Гончаров без глянца
Шрифт:
Наконец сбылось ожидание Симбирска: «приехал!» Кто? Не спрашивай, все знают! <…>
Это было самое счастливое время для Гончарова; он жил здесь, если можно так выразиться, самою живою жизнью, какою только может жить человек на земле. Тут было все: и радость первого литературного успеха, и пленительные воспоминания детства, и сияющее лицо матери, и ласки, восторги, подарки тому же счастливому любимцу, и воркование слепой няни, которая теперь готова молиться на своего Ванюшу, и раболепие старика слуги, который, как мальчишка, бегает, суетится, бросается во все углы, лишь бы угодить Ивану Александровичу. А тут еще такой почет общества, приглашение губернатора быть без чинов, человеком своим, и, наконец, гордость купцов: «Каков наш Гончаров! Вон куда залетают из наших!» Да, окруженный семьей, осыпанный ласками, оживленный всем окружающим, он здесь вполне чувствовал, что он именно то солнце, которое все собой озаряет и радует всех. Зато надобно было видеть, как Иван Александрович в это время был жив и игрив. Боже мой! Как умилительно прикладывался к руке матери, точно к иконе, и в порыве так страстно обнимет старуху, что та задыхается в объятиях сына, на лету ловит, целует брата, сестер, племянников, племянниц, да что и говорить о кровных родных, — он в настоящее время всем был близкий родной. Придет какой-нибудь мещанин Набоков, семьюродный внук дедушке Ивана Александровича, скажет простодушно: «На тебя пришел поглядеть, Иван Александрович! Какой-такой ты есть на свете?» — и этого он приветит, приласкает, поцелует, усадит в кресло; час толкует с ним об его огороде; спросит: «Есть ли садик? Здесь у всех садики»; узнает, есть ли семья, детки и, если беден, так денег даст. Даже с прислугой он обращался точно с братьями и сестрами; комично кланяется всем и смешит. Обнимет старого слугу Никиту и спросит:
— А помнишь, старина, какой я был маленький? Веселое было тогда время! Помнишь, как важно приходил ты к крестному во флигель звать меня к маменьке? Даже страшно было, когда ты выговаривал: «Иван Александрович, пожалуйте»… — и вдруг в тебя выстрел: «Пошел вон!» Огорчался, я думаю, ты этим, голубчик?
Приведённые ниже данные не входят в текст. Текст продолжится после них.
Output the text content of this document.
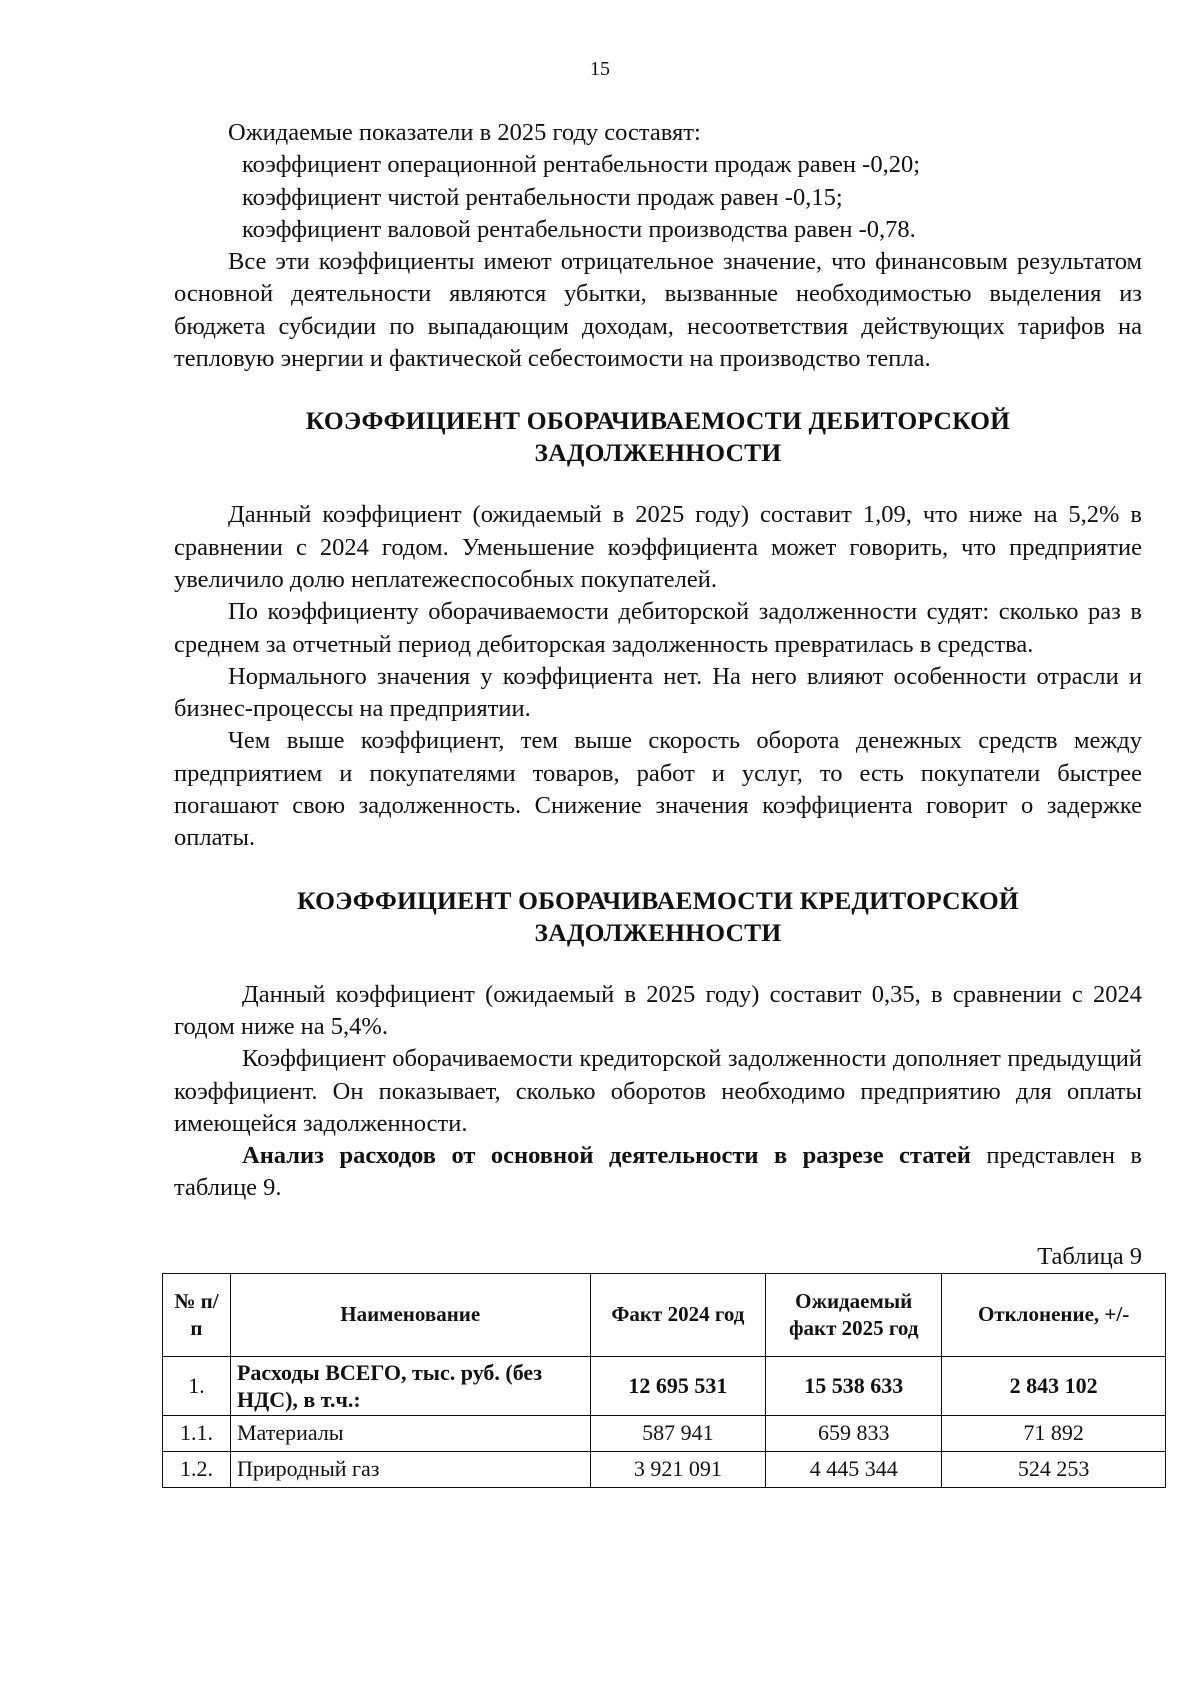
15

Ожидаемые показатели в 2025 году составят:

коэффициент операционной рентабельности продаж равен -0,20;

коэффициент чистой рентабельности продаж равен -0,15;

коэффициент валовой рентабельности производства равен -0,78.

Все эти коэффициенты имеют отрицательное значение, что финансовым результатом основной деятельности являются убытки, вызванные необходимостью выделения из бюджета субсидии по выпадающим доходам, несоответствия действующих тарифов на тепловую энергии и фактической себестоимости на производство тепла.

КОЭФФИЦИЕНТ ОБОРАЧИВАЕМОСТИ ДЕБИТОРСКОЙ
ЗАДОЛЖЕННОСТИ

Данный коэффициент (ожидаемый в 2025 году) составит 1,09, что ниже на 5,2% в сравнении с 2024 годом. Уменьшение коэффициента может говорить, что предприятие увеличило долю неплатежеспособных покупателей.

По коэффициенту оборачиваемости дебиторской задолженности судят: сколько раз в среднем за отчетный период дебиторская задолженность превратилась в средства.

Нормального значения у коэффициента нет. На него влияют особенности отрасли и бизнес-процессы на предприятии.

Чем выше коэффициент, тем выше скорость оборота денежных средств между предприятием и покупателями товаров, работ и услуг, то есть покупатели быстрее погашают свою задолженность. Снижение значения коэффициента говорит о задержке оплаты.

КОЭФФИЦИЕНТ ОБОРАЧИВАЕМОСТИ КРЕДИТОРСКОЙ
ЗАДОЛЖЕННОСТИ

Данный коэффициент (ожидаемый в 2025 году) составит 0,35, в сравнении с 2024 годом ниже на 5,4%.

Коэффициент оборачиваемости кредиторской задолженности дополняет предыдущий коэффициент. Он показывает, сколько оборотов необходимо предприятию для оплаты имеющейся задолженности.

Анализ расходов от основной деятельности в разрезе статей представлен в таблице 9.

Таблица 9
№ п/п	Наименование	Факт 2024 год	Ожидаемый факт 2025 год	Отклонение, +/-
1.	Расходы ВСЕГО, тыс. руб. (без НДС), в т.ч.:	12 695 531	15 538 633	2 843 102
1.1.	Материалы	587 941	659 833	71 892
1.2.	Природный газ	3 921 091	4 445 344	524 253
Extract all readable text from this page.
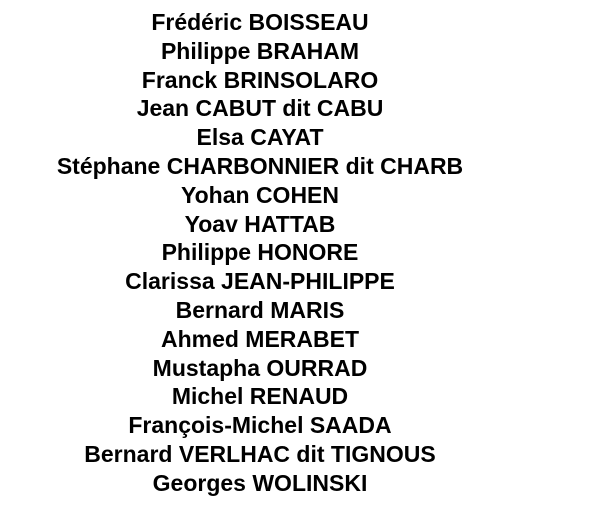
Frédéric BOISSEAU
Philippe BRAHAM
Franck BRINSOLARO
Jean CABUT dit CABU
Elsa CAYAT
Stéphane CHARBONNIER dit CHARB
Yohan COHEN
Yoav HATTAB
Philippe HONORE
Clarissa JEAN-PHILIPPE
Bernard MARIS
Ahmed MERABET
Mustapha OURRAD
Michel RENAUD
François-Michel SAADA
Bernard VERLHAC dit TIGNOUS
Georges WOLINSKI
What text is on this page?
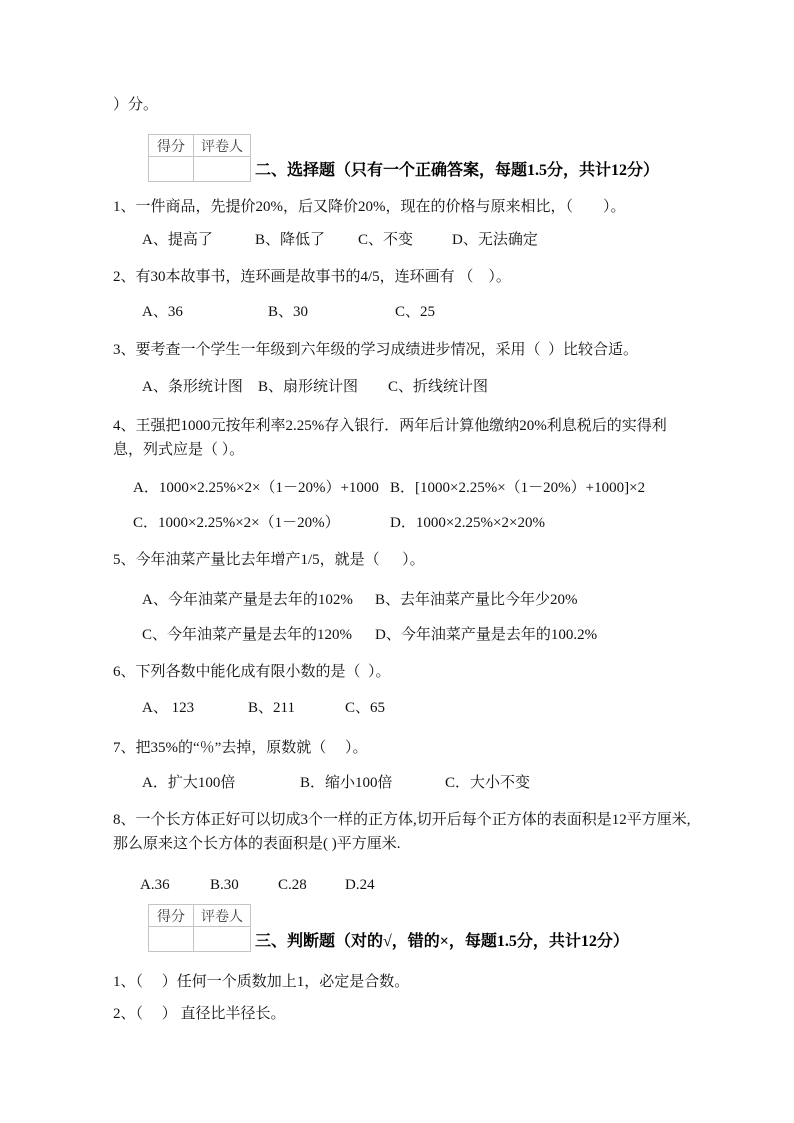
）分。
得分	评卷人

二、选择题（只有一个正确答案，每题1.5分，共计12分）
1、一件商品，先提价20%，后又降价20%，现在的价格与原来相比，（        ）。
A、提高了	B、降低了 C、不变	D、无法确定
2、有30本故事书，连环画是故事书的4/5，连环画有 （    ）。
A、36	B、30	C、25
3、要考查一个学生一年级到六年级的学习成绩进步情况，采用（  ）比较合适。
A、条形统计图 B、扇形统计图 C、折线统计图
4、王强把1000元按年利率2.25%存入银行．两年后计算他缴纳20%利息税后的实得利息，列式应是（ ）。
A．1000×2.25%×2×（1－20%）+1000 B．[1000×2.25%×（1－20%）+1000]×2
C．1000×2.25%×2×（1－20%）	D．1000×2.25%×2×20%
5、今年油菜产量比去年增产1/5，就是（      ）。
A、今年油菜产量是去年的102% B、去年油菜产量比今年少20%
C、今年油菜产量是去年的120% D、今年油菜产量是去年的100.2%
6、下列各数中能化成有限小数的是（  ）。
A、 123	B、211	C、65
7、把35%的“％”去掉，原数就（     ）。
A．扩大100倍	B．缩小100倍	C．大小不变
8、一个长方体正好可以切成3个一样的正方体,切开后每个正方体的表面积是12平方厘米,那么原来这个长方体的表面积是( )平方厘米.
A.36	B.30	C.28	D.24
得分	评卷人

三、判断题（对的√，错的×，每题1.5分，共计12分）
1、（     ）任何一个质数加上1，必定是合数。
2、（     ） 直径比半径长。
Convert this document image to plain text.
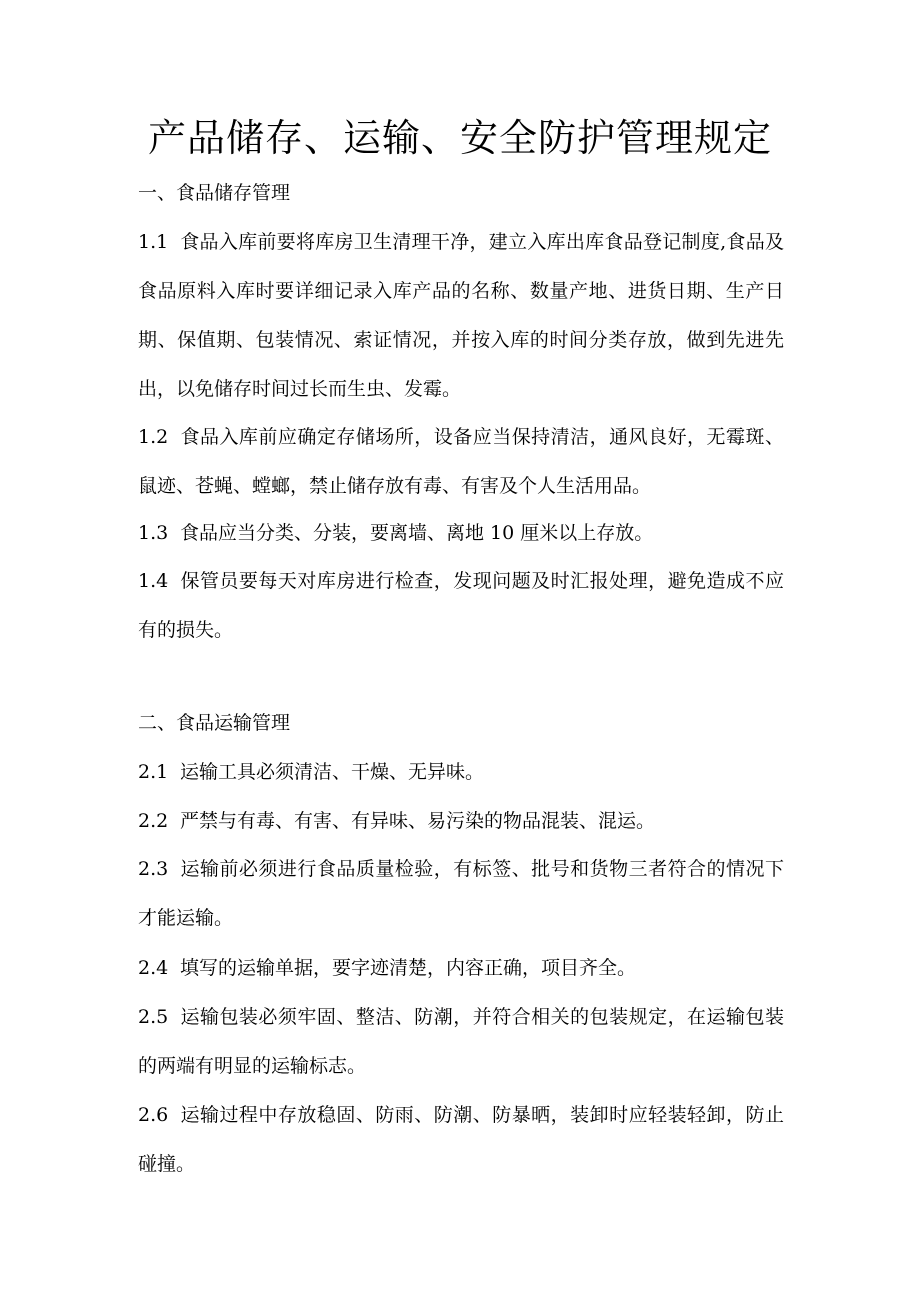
产品储存、运输、安全防护管理规定

一、食品储存管理

1.1 食品入库前要将库房卫生清理干净，建立入库出库食品登记制度,食品及食品原料入库时要详细记录入库产品的名称、数量产地、进货日期、生产日期、保值期、包装情况、索证情况，并按入库的时间分类存放，做到先进先出，以免储存时间过长而生虫、发霉。

1.2 食品入库前应确定存储场所，设备应当保持清洁，通风良好，无霉斑、鼠迹、苍蝇、螳螂，禁止储存放有毒、有害及个人生活用品。

1.3 食品应当分类、分装，要离墙、离地 10 厘米以上存放。

1.4 保管员要每天对库房进行检查，发现问题及时汇报处理，避免造成不应有的损失。

二、食品运输管理

2.1 运输工具必须清洁、干燥、无异味。

2.2 严禁与有毒、有害、有异味、易污染的物品混装、混运。

2.3 运输前必须进行食品质量检验，有标签、批号和货物三者符合的情况下才能运输。

2.4 填写的运输单据，要字迹清楚，内容正确，项目齐全。

2.5 运输包装必须牢固、整洁、防潮，并符合相关的包装规定，在运输包装的两端有明显的运输标志。

2.6 运输过程中存放稳固、防雨、防潮、防暴晒，装卸时应轻装轻卸，防止碰撞。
— Да что! — Никита махнул рукой. — Все маменька ваша изволили тогда беспокоиться понапрасну. «Поди, веди его!» А зачем вести? По-моему, Бог создал дитю для того, чтоб он играл и забавлялся, а они запрещают, — ну, разве это возможно? Хоша бы колокольня тогда. Ну, что?.. По-моему: пусть барчоночек полюбуется нашим городком — оттуда все видно. А они свое: «Расшибется!» Я тогда не вытерпел, сказал: «Эх, матушка барыня, Бог-то не в одной церкви живет, он и на колокольне нашего барчоночка спасет!» Так куда… Осерчала даже на мои разумные слова, изволили закричать: «Пошел вон, не рассуждай!» Вот и только.
Иван Александрович не вытерпел, засмеялся.
— А ты хорошо, Никитушка, рассказываешь; поедем со мной в Питер!..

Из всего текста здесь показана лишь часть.